Dave Coulier revealed how much weight he has lost after being diagnosed with HPV-related oropharyngeal tongue cancer.
Coulier, 66, told People on Tuesday, December 2, that he lost 10 pounds because of the discomfort he experiences when eating. He noted that the treatment he is receiving is different from chemotherapy but has its own set of challenges.
“I have a hard time swallowing and speaking,” he said. “I sound like I’m drunk because I slur my words.”
Coulier was originally diagnosed with stage III non-Hodgkin lymphoma in October 2024 after an upper respiratory infection caused severe swelling of his lymph node.

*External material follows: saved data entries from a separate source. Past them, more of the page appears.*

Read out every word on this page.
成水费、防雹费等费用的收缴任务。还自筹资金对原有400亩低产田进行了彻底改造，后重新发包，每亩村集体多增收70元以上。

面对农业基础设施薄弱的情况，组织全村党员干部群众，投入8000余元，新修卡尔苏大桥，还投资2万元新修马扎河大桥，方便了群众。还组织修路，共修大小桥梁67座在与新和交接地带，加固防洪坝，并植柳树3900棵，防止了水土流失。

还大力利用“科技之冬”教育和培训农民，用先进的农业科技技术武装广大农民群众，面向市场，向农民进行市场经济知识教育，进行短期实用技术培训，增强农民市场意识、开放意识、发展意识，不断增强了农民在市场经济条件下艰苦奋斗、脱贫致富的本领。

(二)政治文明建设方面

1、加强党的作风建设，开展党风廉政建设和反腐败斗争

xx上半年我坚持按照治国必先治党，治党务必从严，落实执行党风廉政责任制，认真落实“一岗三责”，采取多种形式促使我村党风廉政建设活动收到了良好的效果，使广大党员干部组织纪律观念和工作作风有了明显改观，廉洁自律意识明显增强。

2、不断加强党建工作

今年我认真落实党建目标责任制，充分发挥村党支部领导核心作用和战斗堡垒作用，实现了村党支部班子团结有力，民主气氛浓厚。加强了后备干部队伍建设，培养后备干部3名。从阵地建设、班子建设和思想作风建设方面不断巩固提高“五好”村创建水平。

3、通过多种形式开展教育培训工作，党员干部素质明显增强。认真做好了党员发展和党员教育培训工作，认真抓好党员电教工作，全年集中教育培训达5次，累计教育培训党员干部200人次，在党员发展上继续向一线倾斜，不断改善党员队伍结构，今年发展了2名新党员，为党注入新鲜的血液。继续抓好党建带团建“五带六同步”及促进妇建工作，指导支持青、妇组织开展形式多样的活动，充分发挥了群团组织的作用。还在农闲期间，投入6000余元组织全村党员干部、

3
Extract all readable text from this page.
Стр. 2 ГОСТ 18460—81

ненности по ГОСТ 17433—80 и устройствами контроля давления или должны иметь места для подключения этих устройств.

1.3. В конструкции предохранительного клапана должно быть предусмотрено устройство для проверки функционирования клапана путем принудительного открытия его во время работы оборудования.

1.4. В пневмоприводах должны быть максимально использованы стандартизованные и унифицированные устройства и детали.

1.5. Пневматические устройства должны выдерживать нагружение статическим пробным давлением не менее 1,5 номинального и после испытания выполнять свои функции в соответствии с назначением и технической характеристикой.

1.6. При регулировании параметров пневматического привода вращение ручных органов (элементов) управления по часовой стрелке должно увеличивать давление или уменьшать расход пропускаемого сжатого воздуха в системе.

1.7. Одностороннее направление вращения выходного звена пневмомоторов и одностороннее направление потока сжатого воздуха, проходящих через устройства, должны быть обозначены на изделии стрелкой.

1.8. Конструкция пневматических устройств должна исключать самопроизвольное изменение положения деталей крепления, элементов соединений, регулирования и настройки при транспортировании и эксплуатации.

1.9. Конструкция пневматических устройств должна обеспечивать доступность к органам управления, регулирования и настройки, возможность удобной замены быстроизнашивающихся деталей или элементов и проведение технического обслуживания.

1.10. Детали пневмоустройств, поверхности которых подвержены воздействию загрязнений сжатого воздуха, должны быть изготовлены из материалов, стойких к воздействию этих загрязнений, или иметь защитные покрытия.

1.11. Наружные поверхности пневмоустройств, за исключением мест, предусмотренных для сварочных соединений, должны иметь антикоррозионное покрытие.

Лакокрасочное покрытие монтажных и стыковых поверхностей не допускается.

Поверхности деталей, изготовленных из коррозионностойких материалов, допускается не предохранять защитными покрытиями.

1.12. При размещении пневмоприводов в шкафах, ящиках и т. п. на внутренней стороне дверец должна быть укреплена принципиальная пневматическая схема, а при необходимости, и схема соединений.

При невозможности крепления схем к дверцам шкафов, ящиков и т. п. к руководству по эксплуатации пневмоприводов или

“I went from, I got a little bit of a head cold to I have cancer, and it was pretty overwhelming,” he revealed to People, noting it hadn’t spread to his bone marrow. “At that point, my chances of curable went from something low to [the] 90 percent range. And so that was a great day.”
Coulier’s treatment has been a “constant fight,” he said on a January 2025 episode of his “Full House Rewind” podcast.
“The side effects have side effects,” he said. “And then you take a drug to counteract that and this and that. So it’s this constant cocktail where your body is in fight or flight mode and you’re just trying to adjust to, ‘OK, how am I adjusting to steroids? How am I adjusting to the chemo cocktail?’”
“It’s a little bit of an internal battle,” he added.
Earlier this year, Coulier learned that he was cancer-free. He has since been battling tongue cancer.
“To go through chemotherapy and feel that relief of, ‘Whoa, it’s gone.’ And then to get a test that says, ‘Well now you’ve got another kind of cancer.’ … it is a shock to the system,” he said on the Today show on Tuesday.
Coulier noted that he didn’t exhibit any symptoms or signs before a chance discovery during a follow-up scan confirmed his second cancer diagnosis.
“It was a really tough year, chemotherapy was grueling,” Coulier said. “A couple of months ago, I had a PET scan, and something flared on the scan. The doctor said, ‘We don’t know what it is, but there’s something at the base of your tongue.’”
Coulier’s medical team assured him that “the prognosis is good.”
“They said it could stem from having an HPV virus up to 30 years ago. A lot of people carry the HPV virus, but they said mine activated and turned into a carcinoma,” he explained. “We found it early enough where it’s very treatable. … It’s got a 90 percent curability rate.”
He continued: “It’s a whole different animal than chemo. It doesn’t feel as aggressive, but there are still side effects. My joke usually is … I’m doing really well for a guy with cancer. I get to start the new year saying, ‘I finished radiation yesterday!’ It’s kind of serendipitous.”